What makes a CardioStart volunteer?

There may not be a stereotype of a CardioStart volunteer. But one thing is certain: they are called to serve.

Sher Stiles, a critical care nurse living in Eden Prairie, Minnesota, has participated in two CardioStart missions—to Vietnam and Uganda—and will serve as Mission and Education Coordinator on the April trip to Ghana in western Africa.

105-years-old Vietnamese

Nurse Sher Stiles with 105-years-old Vietnamese

“It’s hard to put into words what CardioStart has done for me. I’ve always had a strong sense of service. It started when I was a young girl, reading medical books to a blind elderly woman.  This grew into being a physical caregiver to her when she developed gangrene from diabetes complications. Though she paid me for my services, I felt like I should have paid her because of the knowledge and experience I gained.  Even as a young girl, I realized that I was meant to do this work, to serve in this way.  My strength, my courage, my desire to help others was nurtured through this very special woman, my patient and my dear friend.”

As a CardioStart volunteer, the ‘job‘ is demanding, but the payoff is immeasurable. Volunteers travel halfway around the world, on their own dime and vacation time. They willing apply their skills and knowledge in cardiac care to patients with little hope of survival without free lifesaving surgery. In addition, volunteers teach the latest cardiac surgical skills and critical care practices to medical staff who often possess basic surgical and patient care knowledge.

“Part of why I became a nurse is so I could continue to grow, learn and ultimately use my experiences to make a difference not only in the community where I live, but also in places where the need is desperate and often very challenging,” says Stiles.

Mother- Daughter RN’s Team up with CardioStart

Kristie & Sher Stiles with Dr. Aubyn Marath

Kriste, Dr. Aubyn Marath & Sher Stiles

Many CardioStart volunteers have been colleagues, friends and couples. But Sher and Kristie Stiles just might be the first mother and daughter-nursing tandem in the organization’s 25-year history.

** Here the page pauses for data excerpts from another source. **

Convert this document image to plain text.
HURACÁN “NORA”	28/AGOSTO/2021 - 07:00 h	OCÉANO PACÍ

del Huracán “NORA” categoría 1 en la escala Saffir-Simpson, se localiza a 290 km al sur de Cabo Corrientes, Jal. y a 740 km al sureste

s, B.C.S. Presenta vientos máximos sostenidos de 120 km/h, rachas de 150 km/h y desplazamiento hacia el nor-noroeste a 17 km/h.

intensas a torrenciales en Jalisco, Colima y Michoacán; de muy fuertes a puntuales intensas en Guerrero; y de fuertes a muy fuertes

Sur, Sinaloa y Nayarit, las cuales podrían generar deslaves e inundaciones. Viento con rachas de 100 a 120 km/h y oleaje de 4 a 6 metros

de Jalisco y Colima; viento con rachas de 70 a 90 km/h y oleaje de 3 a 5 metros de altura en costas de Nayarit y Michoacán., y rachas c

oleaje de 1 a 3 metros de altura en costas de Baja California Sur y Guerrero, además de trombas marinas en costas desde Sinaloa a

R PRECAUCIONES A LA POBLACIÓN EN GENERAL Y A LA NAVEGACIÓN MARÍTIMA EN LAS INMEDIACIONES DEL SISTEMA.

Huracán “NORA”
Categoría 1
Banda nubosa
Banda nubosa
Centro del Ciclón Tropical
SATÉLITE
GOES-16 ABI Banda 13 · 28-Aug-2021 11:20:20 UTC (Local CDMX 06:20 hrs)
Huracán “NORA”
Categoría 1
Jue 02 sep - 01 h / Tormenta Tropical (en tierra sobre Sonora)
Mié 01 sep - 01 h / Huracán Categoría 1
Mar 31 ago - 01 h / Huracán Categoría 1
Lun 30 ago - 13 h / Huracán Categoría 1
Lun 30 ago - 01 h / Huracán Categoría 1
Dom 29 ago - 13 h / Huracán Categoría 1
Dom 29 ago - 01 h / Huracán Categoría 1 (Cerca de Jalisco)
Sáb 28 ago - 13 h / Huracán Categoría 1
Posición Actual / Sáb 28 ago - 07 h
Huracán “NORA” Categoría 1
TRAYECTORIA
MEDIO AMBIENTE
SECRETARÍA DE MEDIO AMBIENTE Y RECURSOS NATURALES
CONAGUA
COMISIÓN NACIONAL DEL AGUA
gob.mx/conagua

“My personal gain was only made greater as I served alongside my RN daughter, Kristie,” said Stiles. “She too has a strong sense and ability to reach out to others in service.”

Spending two weeks in an underdeveloped country, often without the advanced medical equipment that is commonplace in developed countries can be daunting. Yet, rewarding beyond measure.

Stils concludes, “Through CardioStart, I was able to find something I had been looking for all my life: a venue to utilize my skills, education and experience and to serve in a way that truly mattered.”